The seven-cycle mid-IR pulses from OPCPA can be further compressed down to sub-three-cycle or even sub-cycle pulses by nonlinear compression methods. Filamentation-assisted supercontinuum generation followed by anomalous dispersion compensation has been used to nonlinearly compress the mid-IR pulse^{[35, 60]}. Recently, supercontinuum generation and self-compression in bulks have attracted much attention due to good shot-to-shot repeatability and the absence of complicated pulse splitting^{[61, 62]}. In addition, nonlinear soliton compression via quadratic cascaded nonlinearity is another potential route to compress mid-IR pulses with good controllability^{[63, 64]}. All these nonlinear compression methods usually have a high efficiency of ${\sim}50\%$, so the peak power of the pulse will be enhanced if the compression ratio is higher than two.

In addition to pulse shortening by nonlinear compression, the scaling of the peak power of mid-IR OPCPA ultimately relies on the available pump energy. The pulse energy of a commercial Yb:YAG thin-disk regenerative laser is currently a maximum of 200 mJ in the design, which may be further boosted up to Joule-level energy at the expense of cost^[65]. With the development of a Joule-level, kHz, picosecond Yb:YAG thin-disk laser, OPCPA based on large-size langasite oxide crystals can support ${\sim}1~\text{TW}$ few-cycle pulses at $5{-}10~\unicode[STIX]{x03BC}\text{m}$. On the other hand, the needed size of Si-compressor should be increased accordingly. With the development of growth technology, a Si crystal with diameters up to 450 mm (and potentially 675 mm) can be supported^[66], which can serve as the compressor for the TW-class mid-IR OPCPA systems.

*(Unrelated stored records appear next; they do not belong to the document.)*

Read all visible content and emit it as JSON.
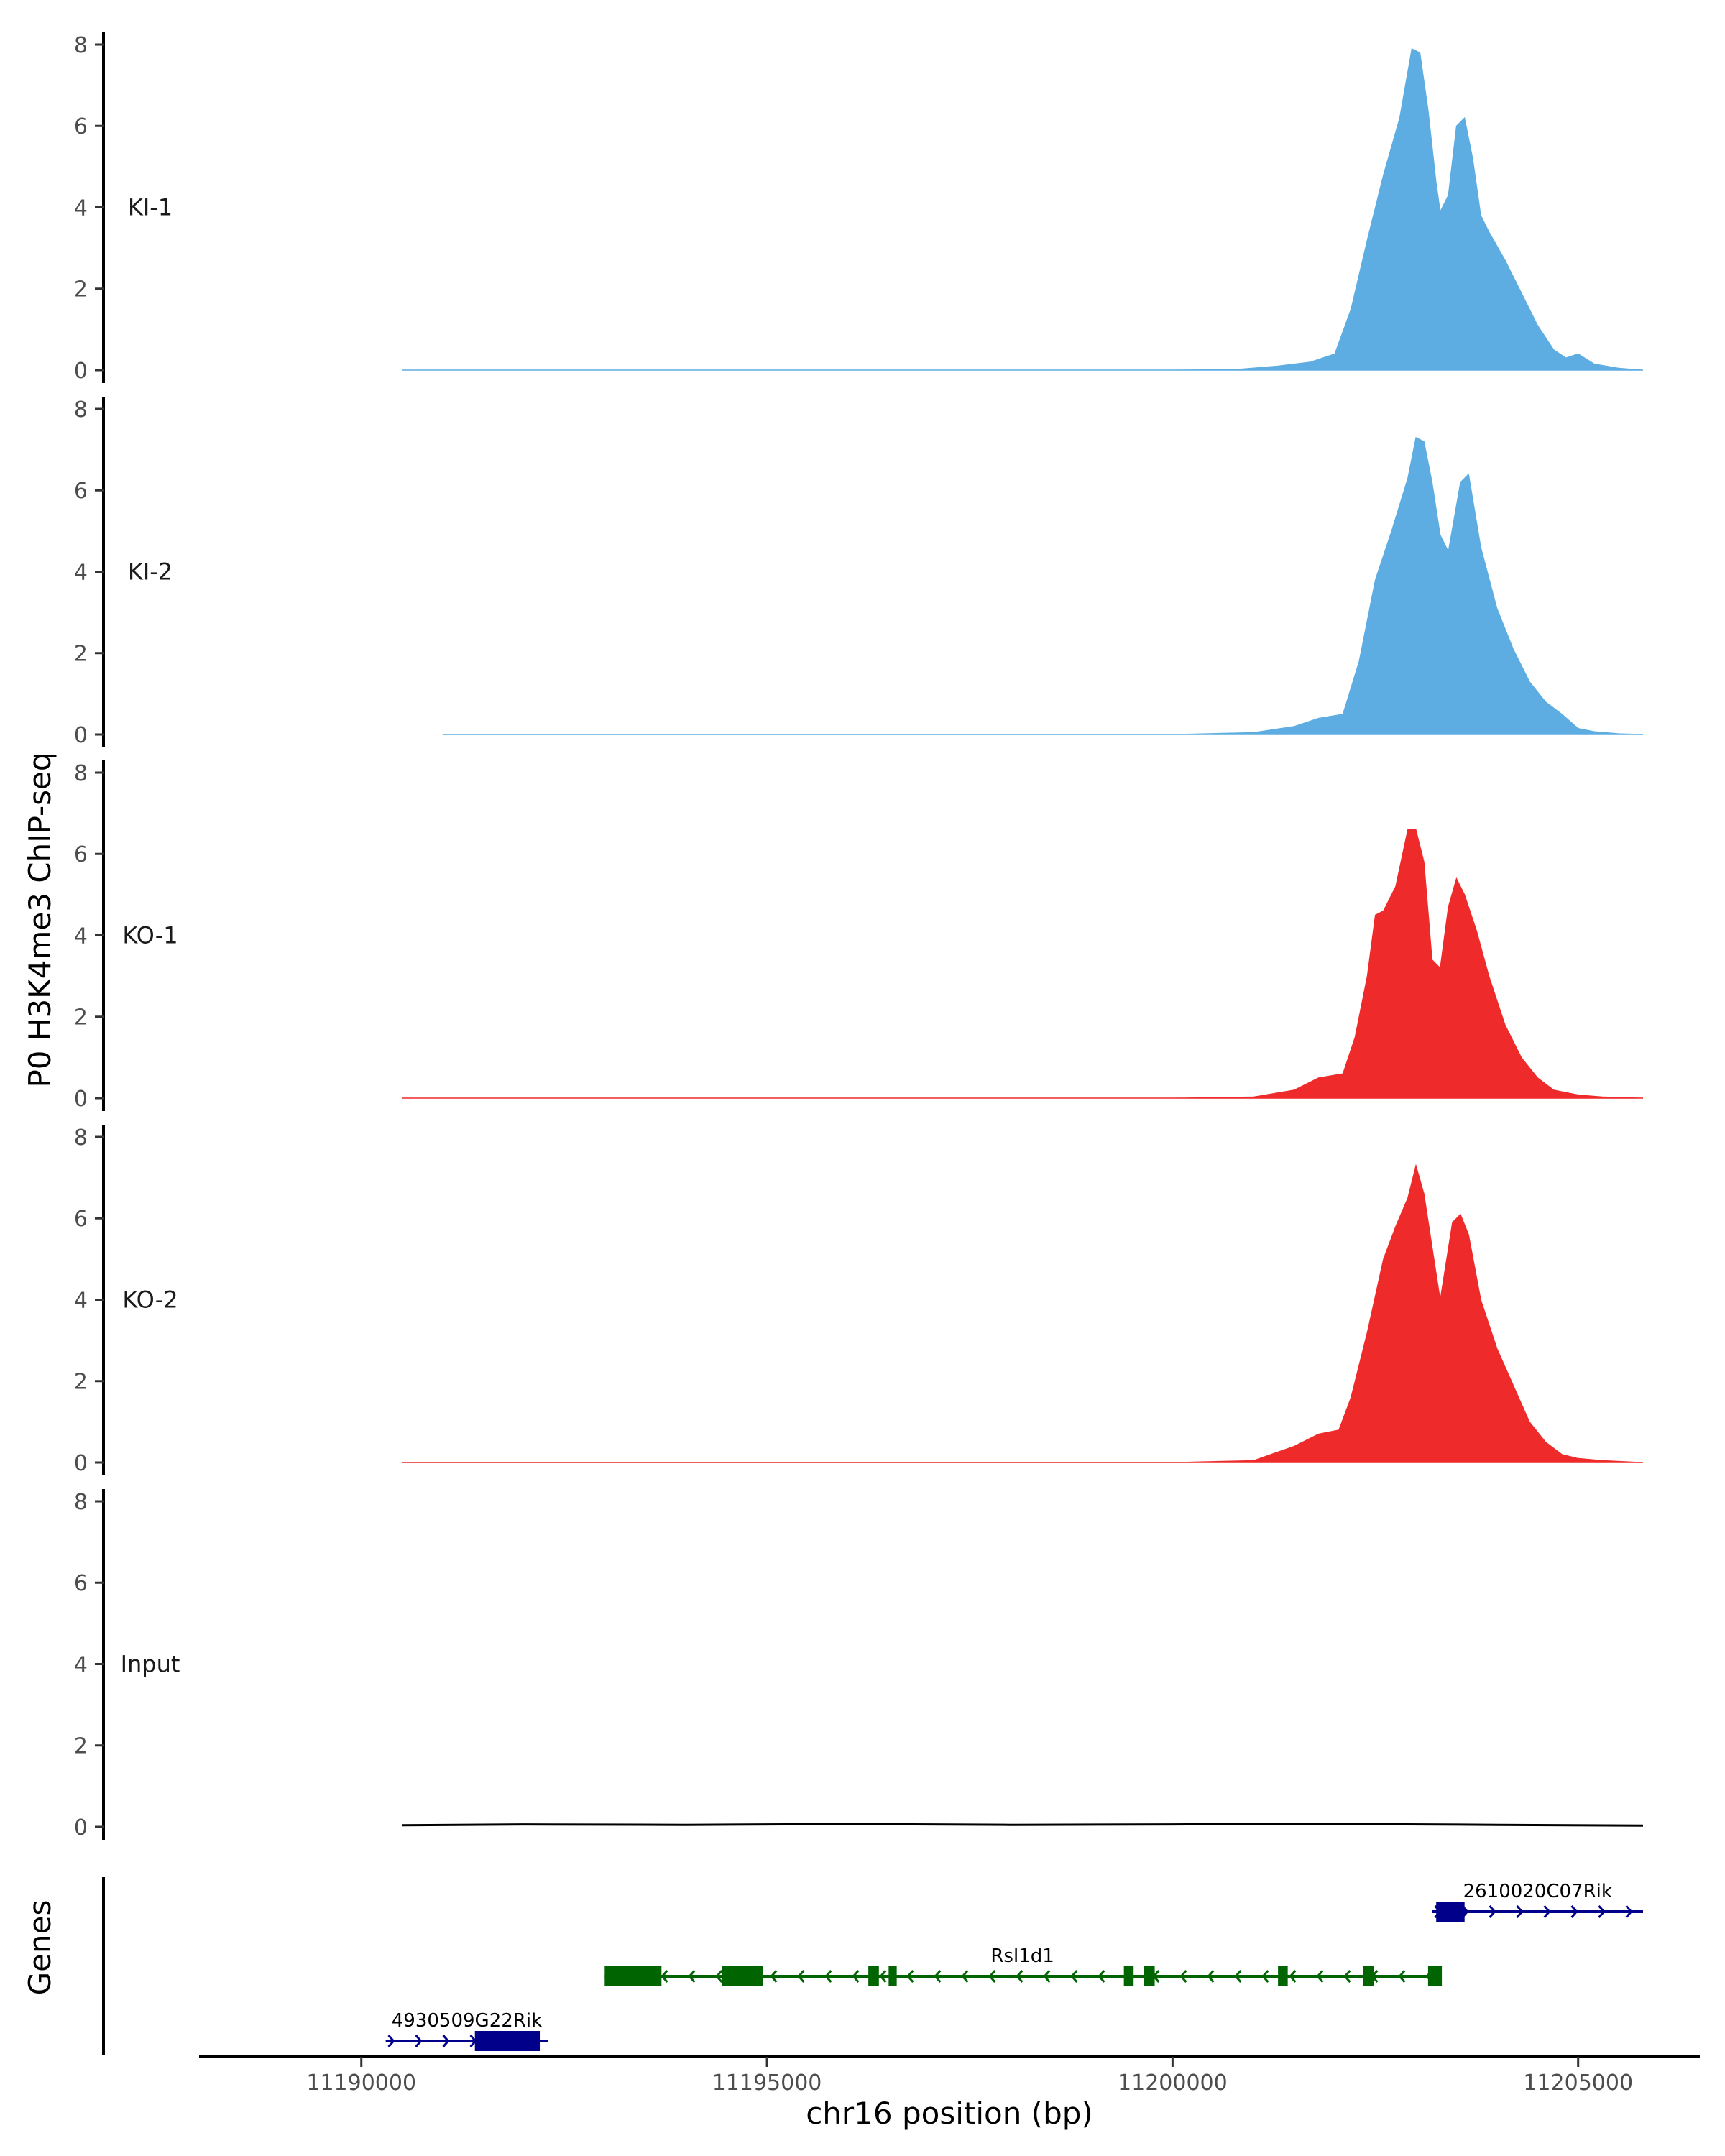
{
  "chart_data": {
    "type": "area",
    "region": "chr16",
    "xlabel": "chr16 position (bp)",
    "ylabel": "P0 H3K4me3 ChIP-seq",
    "genes_label": "Genes",
    "xlim": [
      11188000,
      11206500
    ],
    "ylim": [
      0,
      8.3
    ],
    "x_ticks": [
      11190000,
      11195000,
      11200000,
      11205000
    ],
    "x_tick_labels": [
      "11190000",
      "11195000",
      "11200000",
      "11205000"
    ],
    "y_ticks": [
      0,
      2,
      4,
      6,
      8
    ],
    "y_tick_labels": [
      "0",
      "2",
      "4",
      "6",
      "8"
    ],
    "colors": {
      "KI": "#5dade2",
      "KO": "#ee2a2a",
      "Input": "#000000",
      "gene_plus": "#00008b",
      "gene_minus": "#006400",
      "axis": "#000000"
    },
    "tracks": [
      {
        "name": "KI-1",
        "color": "#5dade2",
        "x": [
          11190500,
          11200000,
          11200800,
          11201300,
          11201700,
          11202000,
          11202200,
          11202400,
          11202600,
          11202800,
          11202950,
          11203050,
          11203150,
          11203250,
          11203300,
          11203400,
          11203500,
          11203600,
          11203700,
          11203800,
          11203900,
          11204100,
          11204300,
          11204500,
          11204700,
          11204850,
          11205000,
          11205200,
          11205500,
          11205800
        ],
        "values": [
          0,
          0,
          0.02,
          0.1,
          0.2,
          0.4,
          1.5,
          3.2,
          4.8,
          6.2,
          7.9,
          7.8,
          6.4,
          4.6,
          3.9,
          4.3,
          6.0,
          6.2,
          5.2,
          3.8,
          3.4,
          2.7,
          1.9,
          1.1,
          0.5,
          0.3,
          0.4,
          0.15,
          0.05,
          0
        ]
      },
      {
        "name": "KI-2",
        "color": "#5dade2",
        "x": [
          11191000,
          11200000,
          11201000,
          11201500,
          11201800,
          11202100,
          11202300,
          11202500,
          11202700,
          11202900,
          11203000,
          11203100,
          11203200,
          11203300,
          11203400,
          11203550,
          11203650,
          11203800,
          11204000,
          11204200,
          11204400,
          11204600,
          11204800,
          11205000,
          11205200,
          11205500,
          11205800
        ],
        "values": [
          0,
          0,
          0.05,
          0.2,
          0.4,
          0.5,
          1.8,
          3.8,
          5.0,
          6.3,
          7.3,
          7.2,
          6.2,
          4.9,
          4.5,
          6.2,
          6.4,
          4.6,
          3.1,
          2.1,
          1.3,
          0.8,
          0.5,
          0.15,
          0.07,
          0.02,
          0
        ]
      },
      {
        "name": "KO-1",
        "color": "#ee2a2a",
        "x": [
          11190500,
          11200000,
          11201000,
          11201500,
          11201800,
          11202100,
          11202250,
          11202400,
          11202500,
          11202600,
          11202750,
          11202900,
          11203000,
          11203100,
          11203200,
          11203300,
          11203400,
          11203500,
          11203600,
          11203750,
          11203900,
          11204100,
          11204300,
          11204500,
          11204700,
          11205000,
          11205300,
          11205800
        ],
        "values": [
          0,
          0,
          0.03,
          0.2,
          0.5,
          0.6,
          1.5,
          3.0,
          4.5,
          4.6,
          5.2,
          6.6,
          6.6,
          5.8,
          3.4,
          3.2,
          4.7,
          5.4,
          5.0,
          4.1,
          3.0,
          1.8,
          1.0,
          0.5,
          0.2,
          0.08,
          0.03,
          0
        ]
      },
      {
        "name": "KO-2",
        "color": "#ee2a2a",
        "x": [
          11190500,
          11200000,
          11201000,
          11201500,
          11201800,
          11202050,
          11202200,
          11202400,
          11202600,
          11202750,
          11202900,
          11203000,
          11203100,
          11203200,
          11203300,
          11203450,
          11203550,
          11203650,
          11203800,
          11204000,
          11204200,
          11204400,
          11204600,
          11204800,
          11205000,
          11205300,
          11205800
        ],
        "values": [
          0,
          0,
          0.05,
          0.4,
          0.7,
          0.8,
          1.6,
          3.2,
          5.0,
          5.8,
          6.5,
          7.3,
          6.6,
          5.3,
          4.0,
          5.9,
          6.1,
          5.6,
          4.0,
          2.8,
          1.9,
          1.0,
          0.5,
          0.2,
          0.1,
          0.05,
          0
        ]
      },
      {
        "name": "Input",
        "color": "#000000",
        "x": [
          11190500,
          11192000,
          11194000,
          11196000,
          11198000,
          11200000,
          11202000,
          11204000,
          11205800
        ],
        "values": [
          0.04,
          0.06,
          0.05,
          0.07,
          0.05,
          0.06,
          0.07,
          0.05,
          0.03
        ]
      }
    ],
    "genes": [
      {
        "name": "2610020C07Rik",
        "strand": "+",
        "color": "#00008b",
        "row": 1,
        "start": 11203200,
        "end": 11205800,
        "exons": [
          [
            11203250,
            11203600
          ]
        ]
      },
      {
        "name": "Rsl1d1",
        "strand": "-",
        "color": "#006400",
        "row": 2,
        "start": 11193000,
        "end": 11203300,
        "exons": [
          [
            11193000,
            11193700
          ],
          [
            11194450,
            11194950
          ],
          [
            11196250,
            11196380
          ],
          [
            11196500,
            11196600
          ],
          [
            11199400,
            11199520
          ],
          [
            11199650,
            11199780
          ],
          [
            11201300,
            11201420
          ],
          [
            11202350,
            11202480
          ],
          [
            11203150,
            11203320
          ]
        ]
      },
      {
        "name": "4930509G22Rik",
        "strand": "+",
        "color": "#00008b",
        "row": 3,
        "start": 11190300,
        "end": 11192300,
        "exons": [
          [
            11191400,
            11192200
          ]
        ]
      }
    ]
  }
}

Finally, we want to point out that the thermal effect has not been considered in our simulations due to the lack of temperature-dependent Sellmeier equations for LGN crystal. Because of the high transmittance of LGN to all the three interacting pulses, we expect that the thermal effect is not significant in our demonstrated OPCPA with a 16 W average power. With the increase of average power in the future, the thermal effect should be considered definitely^[67]. A precise characterization of thermal parameters for LGN crystal, e.g., temperature-dependent Sellmeier equations, is the precondition to evaluate the influence of thermal effect on the power scalability of the mid-IR OPCPA.

5 Conclusion

In conclusion, we have proposed a design of a 0.13 TW, seven-cycle, $5.2~\unicode[STIX]{x03BC}\text{m}$ OPCPA system based on the oxide LGN crystal. The LGN crystal has superior optical characteristics in the mid-IR region and can convert both the broad bandwidth of the 800 nm Ti:sapphire laser and the high power of the 1030 nm Yb:YAG thin-disk laser to the mid-IR few-cycle pulses. We have demonstrated the usability of LGN crystals in the stages of intrapulse DFG and OPCPA by numerical simulations. All the optical sources and key optical instruments used in the design are commercially available. Therefore, the design proposed in this paper is highly feasible. This route may be extended to longer wavelengths beyond $10~\unicode[STIX]{x03BC}\text{m}$ by using another newly developed langasite oxide LGSn crystal. The peak power of this system may be enhanced to the terawatt level by either using a Joule-class pump laser or shortening the pulse duration by nonlinear compression methods. In addition to the long wavelength and high peak power, this mid-IR OPCPA system also combines the advantages of a high repetition rate and passive CEP stability and thereby will become a promising drive source for strong-field physics and attosecond science.